The title of the four-movie/six-disc set Sam Peckinpah's The Legendary Westerns Collection implies that these are the essential Peckinpah Westerns, and though fans of the director's cult TV series The Westerner and his quasi-Western contemporary dramas Junior Bonner and Bring Me The Head Of Alfredo Garcia might quibble, there's no denying that these four movies run the full gamut of his approaches to the genre. In 1962's fairly straightforward Ride The High Country, Joel McCrea and Randolph Scott play aging outlaws trying to go straight, even as a crate of gold and a family of ruffians tempt them to return to thievery and violence. In the 1969 epic The Wild Bunch, William Holden leads an exhausted band of bandits through a big score that dead-ends in Mexico, under the gun of embittered ex-partner Robert Ryan. In the lyrical 1970 fable The Ballad Of Cable Hogue, bitter prospector Jason Robards finds a water hole in the desert and fights to defend it against rivals, deadbeats, and the inevitable press of progress. And in 1973's Pat Garrett And Billy The Kid, badman-turned-lawman James Coburn loses what's left of his soul while hunting down a younger version of himself, played by Kris Kristofferson. Though they range in tone from earnest to myth-busting to foggy, all four films deal with corrupt men chasing other corrupt men through dusty, obscured landscapes.

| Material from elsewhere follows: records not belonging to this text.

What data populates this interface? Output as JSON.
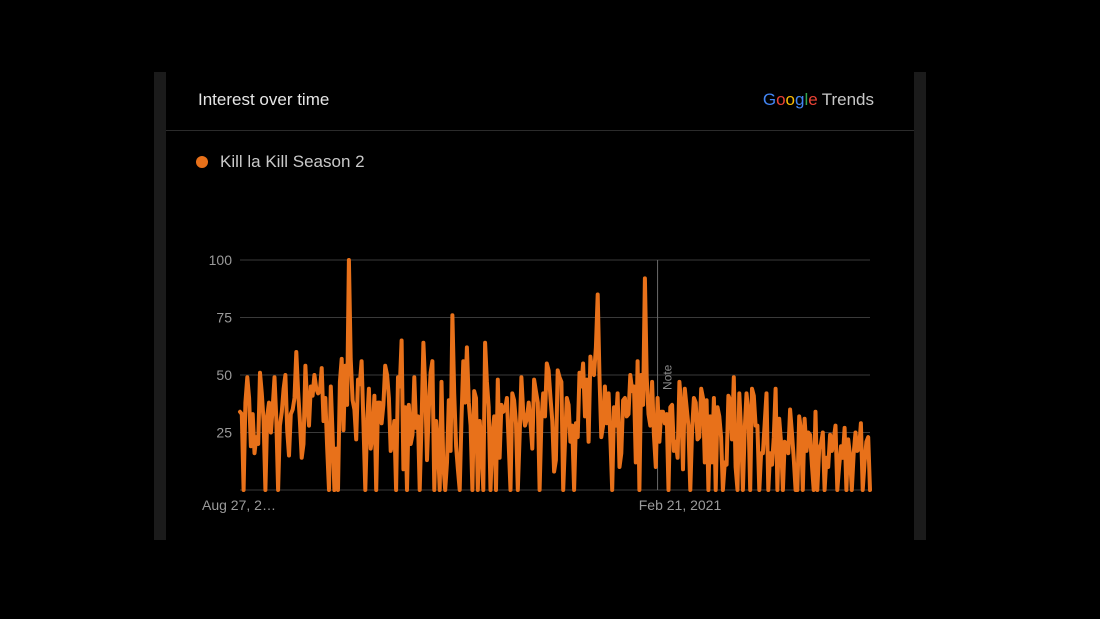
{
  "card": {
    "title": "Interest over time",
    "brand": {
      "google_letters": [
        "G",
        "o",
        "o",
        "g",
        "l",
        "e"
      ],
      "google_colors": [
        "#4285F4",
        "#EA4335",
        "#FBBC05",
        "#4285F4",
        "#34A853",
        "#EA4335"
      ],
      "trends": "Trends"
    }
  },
  "colors": {
    "series": "#e8711a",
    "grid": "#3a3a3a",
    "axis_text": "#9a9a9a",
    "background": "#000000"
  },
  "chart_data": {
    "type": "line",
    "series": [
      {
        "name": "Kill la Kill Season 2",
        "color": "#e8711a",
        "values": [
          34,
          33,
          0,
          38,
          49,
          40,
          19,
          33,
          16,
          23,
          20,
          51,
          42,
          30,
          0,
          32,
          38,
          25,
          36,
          49,
          31,
          0,
          28,
          34,
          44,
          50,
          26,
          15,
          33,
          35,
          40,
          60,
          43,
          30,
          14,
          20,
          54,
          37,
          28,
          45,
          41,
          50,
          44,
          42,
          43,
          53,
          30,
          40,
          19,
          0,
          45,
          24,
          0,
          18,
          0,
          47,
          57,
          26,
          54,
          37,
          100,
          57,
          39,
          35,
          22,
          48,
          46,
          56,
          28,
          0,
          29,
          44,
          18,
          24,
          41,
          0,
          38,
          38,
          29,
          37,
          54,
          50,
          40,
          17,
          21,
          30,
          0,
          49,
          45,
          65,
          9,
          36,
          0,
          37,
          20,
          24,
          49,
          27,
          32,
          0,
          30,
          64,
          45,
          13,
          35,
          51,
          56,
          0,
          30,
          20,
          0,
          47,
          11,
          0,
          12,
          39,
          17,
          76,
          42,
          19,
          9,
          0,
          31,
          56,
          38,
          62,
          38,
          28,
          0,
          43,
          40,
          0,
          30,
          19,
          0,
          64,
          47,
          36,
          0,
          24,
          32,
          0,
          48,
          14,
          37,
          34,
          35,
          40,
          20,
          0,
          42,
          39,
          29,
          0,
          23,
          49,
          34,
          28,
          31,
          38,
          29,
          18,
          48,
          43,
          38,
          0,
          30,
          42,
          32,
          55,
          52,
          40,
          30,
          8,
          13,
          52,
          49,
          47,
          0,
          21,
          40,
          37,
          21,
          28,
          0,
          29,
          23,
          51,
          45,
          55,
          32,
          48,
          21,
          58,
          51,
          50,
          62,
          85,
          49,
          23,
          28,
          45,
          29,
          42,
          22,
          0,
          36,
          28,
          42,
          10,
          16,
          39,
          40,
          32,
          33,
          50,
          43,
          45,
          12,
          56,
          0,
          50,
          37,
          92,
          49,
          33,
          28,
          47,
          24,
          10,
          40,
          21,
          34,
          34,
          29,
          33,
          0,
          36,
          37,
          17,
          21,
          14,
          47,
          37,
          9,
          44,
          36,
          28,
          0,
          26,
          40,
          38,
          22,
          23,
          44,
          40,
          12,
          39,
          0,
          32,
          12,
          40,
          0,
          36,
          32,
          23,
          0,
          12,
          11,
          41,
          39,
          22,
          49,
          10,
          0,
          42,
          26,
          0,
          26,
          42,
          34,
          0,
          44,
          41,
          28,
          28,
          0,
          16,
          16,
          29,
          42,
          0,
          16,
          11,
          23,
          44,
          0,
          31,
          21,
          0,
          21,
          20,
          16,
          35,
          25,
          14,
          0,
          0,
          32,
          26,
          0,
          31,
          17,
          25,
          24,
          11,
          0,
          34,
          0,
          18,
          20,
          25,
          0,
          14,
          10,
          24,
          17,
          22,
          28,
          0,
          10,
          19,
          14,
          27,
          0,
          22,
          15,
          0,
          16,
          25,
          17,
          18,
          29,
          0,
          12,
          21,
          23,
          0
        ]
      }
    ],
    "ylim": [
      0,
      100
    ],
    "y_ticks": [
      25,
      50,
      75,
      100
    ],
    "x_tick_labels": [
      "Aug 27, 2…",
      "Feb 21, 2021"
    ],
    "annotation": "Note",
    "grid": true,
    "legend_position": "top-left"
  }
}
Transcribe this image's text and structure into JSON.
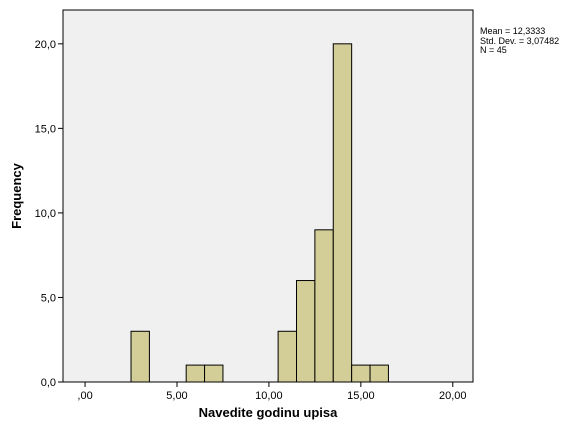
{
  "chart_data": {
    "type": "bar",
    "xlabel": "Navedite godinu upisa",
    "ylabel": "Frequency",
    "xlim": [
      -1.2,
      21.1
    ],
    "ylim": [
      0,
      22.0
    ],
    "x_ticks": [
      ",00",
      "5,00",
      "10,00",
      "15,00",
      "20,00"
    ],
    "y_ticks": [
      "0,0",
      "5,0",
      "10,0",
      "15,0",
      "20,0"
    ],
    "bin_width": 1,
    "bins": [
      {
        "x": 3,
        "count": 3
      },
      {
        "x": 6,
        "count": 1
      },
      {
        "x": 7,
        "count": 1
      },
      {
        "x": 11,
        "count": 3
      },
      {
        "x": 12,
        "count": 6
      },
      {
        "x": 13,
        "count": 9
      },
      {
        "x": 14,
        "count": 20
      },
      {
        "x": 15,
        "count": 1
      },
      {
        "x": 16,
        "count": 1
      }
    ],
    "grid": false,
    "colors": {
      "plot_bg": "#f0f0f0",
      "bar_fill": "#d3ce97",
      "bar_stroke": "#000000"
    }
  },
  "stats": {
    "mean": "Mean = 12,3333",
    "std_dev": "Std. Dev. = 3,07482",
    "n": "N = 45"
  }
}
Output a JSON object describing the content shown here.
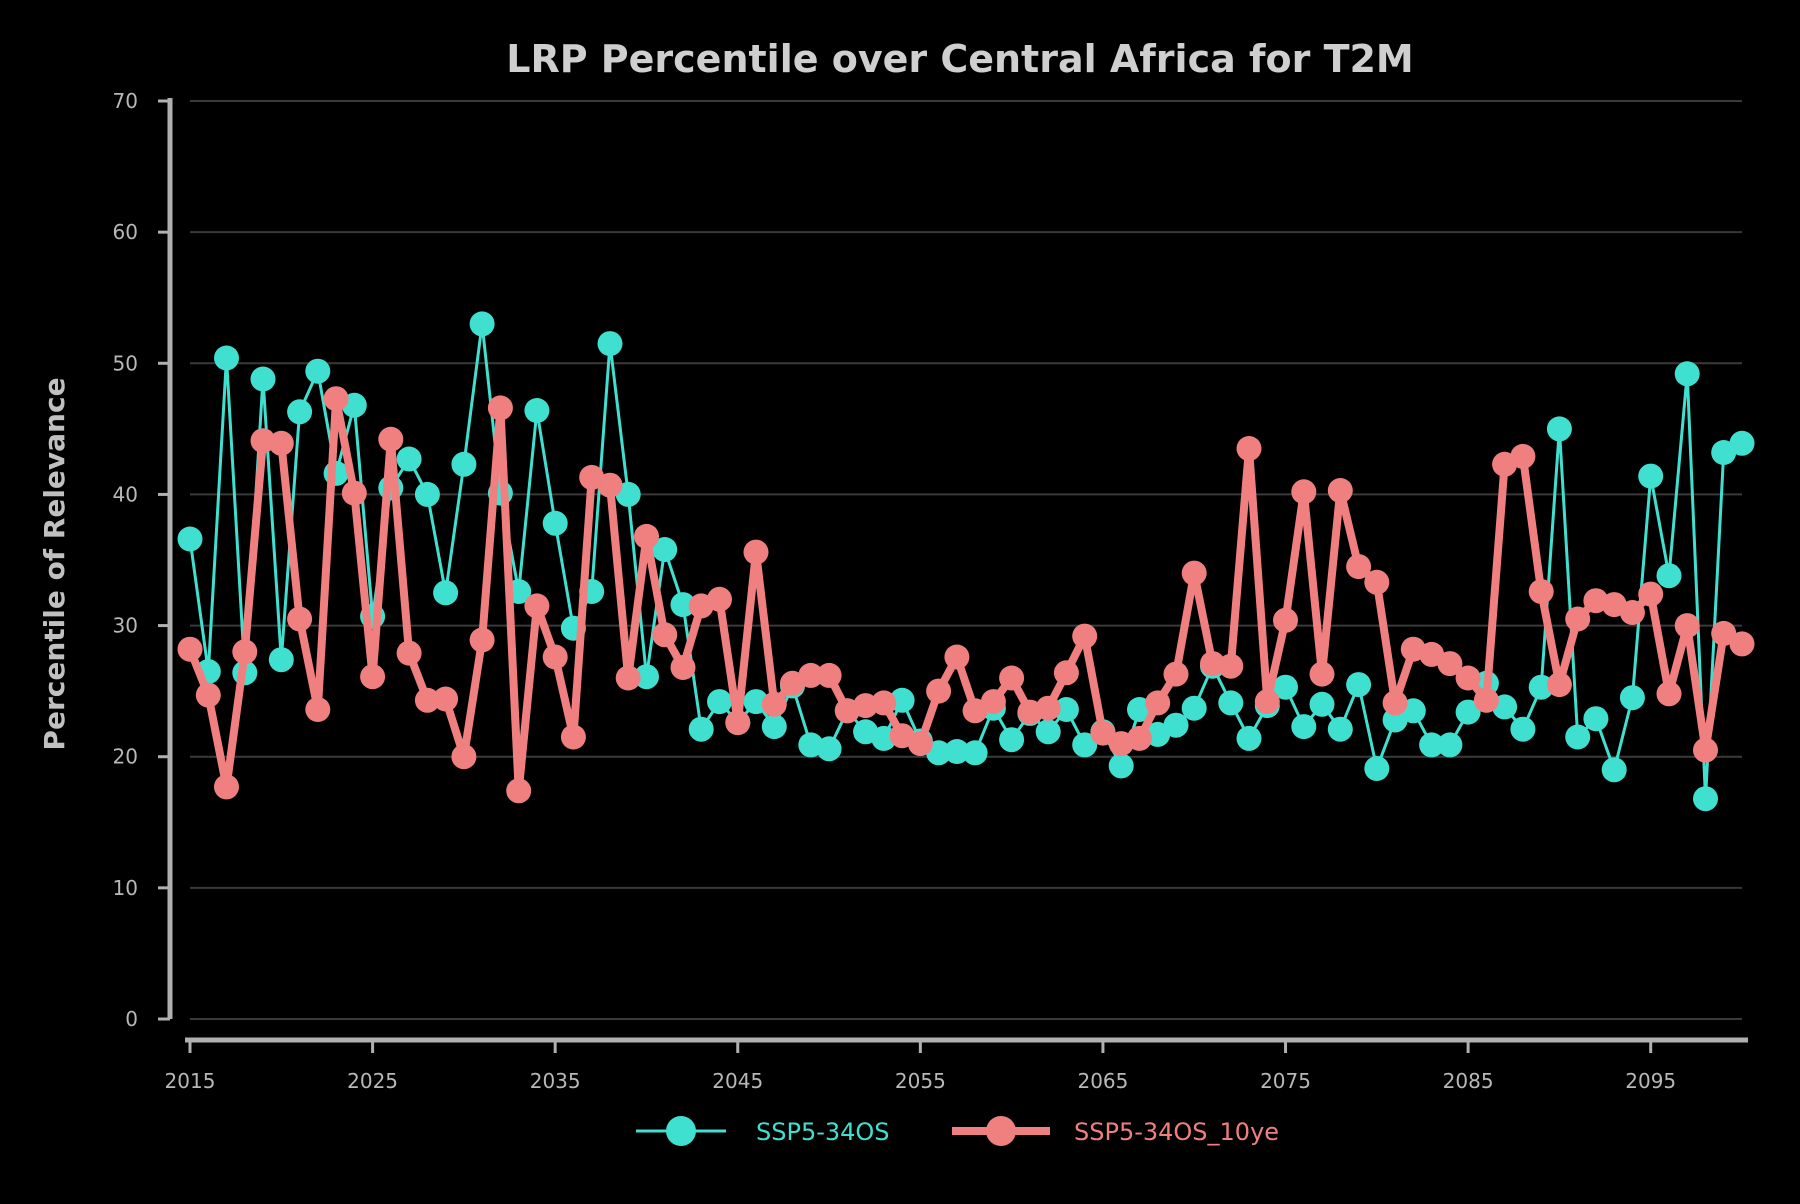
{
  "chart_data": {
    "type": "line",
    "title": "LRP Percentile over Central Africa for T2M",
    "xlabel": "",
    "ylabel": "Percentile of Relevance",
    "xlim": [
      2015,
      2100
    ],
    "ylim": [
      0,
      70
    ],
    "x_ticks": [
      "2015",
      "2025",
      "2035",
      "2045",
      "2055",
      "2065",
      "2075",
      "2085",
      "2095"
    ],
    "y_ticks": [
      "0",
      "10",
      "20",
      "30",
      "40",
      "50",
      "60",
      "70"
    ],
    "grid": true,
    "legend_position": "bottom-center",
    "x": [
      2015,
      2016,
      2017,
      2018,
      2019,
      2020,
      2021,
      2022,
      2023,
      2024,
      2025,
      2026,
      2027,
      2028,
      2029,
      2030,
      2031,
      2032,
      2033,
      2034,
      2035,
      2036,
      2037,
      2038,
      2039,
      2040,
      2041,
      2042,
      2043,
      2044,
      2045,
      2046,
      2047,
      2048,
      2049,
      2050,
      2051,
      2052,
      2053,
      2054,
      2055,
      2056,
      2057,
      2058,
      2059,
      2060,
      2061,
      2062,
      2063,
      2064,
      2065,
      2066,
      2067,
      2068,
      2069,
      2070,
      2071,
      2072,
      2073,
      2074,
      2075,
      2076,
      2077,
      2078,
      2079,
      2080,
      2081,
      2082,
      2083,
      2084,
      2085,
      2086,
      2087,
      2088,
      2089,
      2090,
      2091,
      2092,
      2093,
      2094,
      2095,
      2096,
      2097,
      2098,
      2099,
      2100
    ],
    "series": [
      {
        "name": "SSP5-34OS",
        "color": "#40e0d0",
        "line_width": 3,
        "values": [
          36.6,
          26.5,
          50.4,
          26.4,
          48.8,
          27.4,
          46.3,
          49.4,
          41.6,
          46.8,
          30.7,
          40.5,
          42.7,
          40.0,
          32.5,
          42.3,
          53.0,
          40.1,
          32.6,
          46.4,
          37.8,
          29.8,
          32.6,
          51.5,
          40.0,
          26.1,
          35.8,
          31.6,
          22.1,
          24.2,
          22.6,
          24.2,
          22.3,
          25.4,
          20.9,
          20.6,
          23.5,
          21.9,
          21.4,
          24.3,
          21.2,
          20.3,
          20.4,
          20.3,
          23.7,
          21.3,
          23.3,
          21.9,
          23.6,
          20.9,
          21.9,
          19.3,
          23.6,
          21.7,
          22.4,
          23.7,
          26.9,
          24.1,
          21.4,
          23.9,
          25.3,
          22.3,
          24.0,
          22.1,
          25.5,
          19.1,
          22.8,
          23.5,
          20.9,
          20.9,
          23.4,
          25.6,
          23.8,
          22.1,
          25.3,
          45.0,
          21.5,
          22.9,
          19.0,
          24.5,
          41.4,
          33.8,
          49.2,
          16.8,
          43.2,
          43.9
        ]
      },
      {
        "name": "SSP5-34OS_10ye",
        "color": "#f08080",
        "line_width": 8,
        "values": [
          28.2,
          24.7,
          17.7,
          28.0,
          44.1,
          43.9,
          30.5,
          23.6,
          47.3,
          40.1,
          26.1,
          44.2,
          27.9,
          24.3,
          24.4,
          20.0,
          28.9,
          46.6,
          17.4,
          31.5,
          27.6,
          21.5,
          41.3,
          40.7,
          26.0,
          36.8,
          29.3,
          26.8,
          31.5,
          32.0,
          22.6,
          35.6,
          24.0,
          25.6,
          26.2,
          26.2,
          23.5,
          23.9,
          24.1,
          21.6,
          21.0,
          25.0,
          27.6,
          23.5,
          24.2,
          26.0,
          23.4,
          23.7,
          26.4,
          29.2,
          21.8,
          21.0,
          21.4,
          24.1,
          26.3,
          34.0,
          27.1,
          26.9,
          43.5,
          24.2,
          30.4,
          40.2,
          26.3,
          40.3,
          34.5,
          33.3,
          24.1,
          28.2,
          27.8,
          27.1,
          26.0,
          24.3,
          42.3,
          42.9,
          32.6,
          25.5,
          30.5,
          31.9,
          31.6,
          31.0,
          32.4,
          24.8,
          30.0,
          20.5,
          29.4,
          28.6
        ]
      }
    ]
  }
}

Some of the hallmarks of Peckinpah's style—most notably the moving POV shots, quick cuts, and off-center close-ups—manifest even in the colorful, smooth High Country, but Peckinpah didn't start experimenting recklessly until Wild Bunch and Ballad. The former's syrup-slow butchery and the latter's comic acceleration are tempered by leisurely scenes of people hanging out, enjoying each other's company. But Peckinpah had lost a lot of his bonhomie by Pat Garrett, a dry, dour film where the moments of poetic Americana barely cohere.


Pat Garrett remains Peckinpah's most self-conscious contribution to the early '70s' "revisionist Western" wave—right down to its high-lonesome, hookless Bob Dylan soundtrack, which recalls Leonard Cohen's score for Robert Altman's McCabe & Mrs. Miller—but Peckinpah was remaking the genre right from the start, by bluntly describing the base motivations of heroes. In Ballad especially, Peckinpah positions his star as a likeable old fool whose bearish face goes slack as he contemplates how to make money off a natural commodity. And in all Peckinpah's Westerns, movie legends walk through familiar situations in ways that feel wholly new and even a little dangerous, with facial expressions that express relief at finally being able to tell the truth, as actor/fan Benicio Del Toro phrases it on one of the set's documentaries: "I like losers. Sometimes second place is more exciting."

Key features: Behind-the-scenes featurettes accompany each individual film, and Peckinpah experts Nick Redman, Paul Seydor, Garner Simmons, and David Weddle provide multiple commentary track fawn-fests.